Methodology Summary

As the rapid developments of emerging technologies (e.g., smart vehicles, shared mobility, sensing, communication) in transportation engineering, unpresented research opportunities have risen at an increasingly rapid pace, ranging from element mechanism and behavior (e.g., infrastructure sensing, smart vehicle control, individual traveler behavior) to systems modeling and management (e.g., interdependence of infrastructure systems, resilient systems design, and associated equity and public health issues). Grasping these opportunities becomes increasingly crucial to the leadership of the Civil & Environmental Engineering (CEE) department and even the engineering college at a top university. Our research focuses on the fore-frontier multi-scale problems of smart mobility by integrating general fundamental theories and methodologies with cutting-edge interdisciplinary technology developments. Our research approaches integrate computer modeling and simulation with real-world field tests and demonstrations, which bridges upstream knowledge generation and downstream technology transfer.

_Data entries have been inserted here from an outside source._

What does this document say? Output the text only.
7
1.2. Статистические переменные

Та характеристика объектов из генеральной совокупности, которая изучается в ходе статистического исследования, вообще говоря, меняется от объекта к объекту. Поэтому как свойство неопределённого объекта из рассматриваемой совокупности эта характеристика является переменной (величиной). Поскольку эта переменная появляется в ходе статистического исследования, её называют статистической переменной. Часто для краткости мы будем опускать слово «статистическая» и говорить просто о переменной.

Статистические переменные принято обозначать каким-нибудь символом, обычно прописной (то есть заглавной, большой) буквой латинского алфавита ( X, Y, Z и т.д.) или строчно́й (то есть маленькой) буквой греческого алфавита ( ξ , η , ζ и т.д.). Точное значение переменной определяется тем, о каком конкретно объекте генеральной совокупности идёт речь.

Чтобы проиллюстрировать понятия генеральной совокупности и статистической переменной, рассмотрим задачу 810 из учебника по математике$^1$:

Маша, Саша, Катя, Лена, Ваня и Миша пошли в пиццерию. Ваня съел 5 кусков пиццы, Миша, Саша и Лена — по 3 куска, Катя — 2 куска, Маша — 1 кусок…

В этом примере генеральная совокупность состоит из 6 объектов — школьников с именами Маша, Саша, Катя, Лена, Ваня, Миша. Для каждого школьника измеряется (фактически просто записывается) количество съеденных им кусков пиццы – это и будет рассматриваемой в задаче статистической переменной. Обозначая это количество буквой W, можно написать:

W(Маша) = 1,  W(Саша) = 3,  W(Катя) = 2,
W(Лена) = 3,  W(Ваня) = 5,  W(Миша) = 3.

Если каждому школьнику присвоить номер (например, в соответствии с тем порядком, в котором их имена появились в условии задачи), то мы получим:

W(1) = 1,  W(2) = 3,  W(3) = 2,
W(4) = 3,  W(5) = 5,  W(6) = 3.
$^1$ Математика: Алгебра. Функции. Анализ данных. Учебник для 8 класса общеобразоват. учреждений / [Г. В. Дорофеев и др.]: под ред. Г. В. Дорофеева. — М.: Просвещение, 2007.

Our research paradigm is illustrated in the figure on the right. It aims to establish a set of methodologies to understand, predict and eventually improve smart city systems via sensors, controllers and design variables rendered by emerging technologies (e.g., connected, automated, modular, shared and electric vehicles). It is centered at proposing fundamental models and discovering analytical properties for understanding first-order physics and behaviors of the investigated systems at different scales. Data-driven approaches will be leveraged to expand the parsimonious structures of fundamental models to capture latent system dynamics for better predictions. With good understanding and predictions, a set of optimization approaches are proposed for optimizing systems design. The discovered analytical properties will be used to construct (e.g., by revising special analytical solutions to near-optimum ones) and expedite (e.g., by reducing the solution space with theoretical bounds) the solution approaches. Last but not the least, to ensure that these theoretical and modeling developments have tangible impacts to stakeholders and the general public, we have built a set of real-world testbeds and software tools.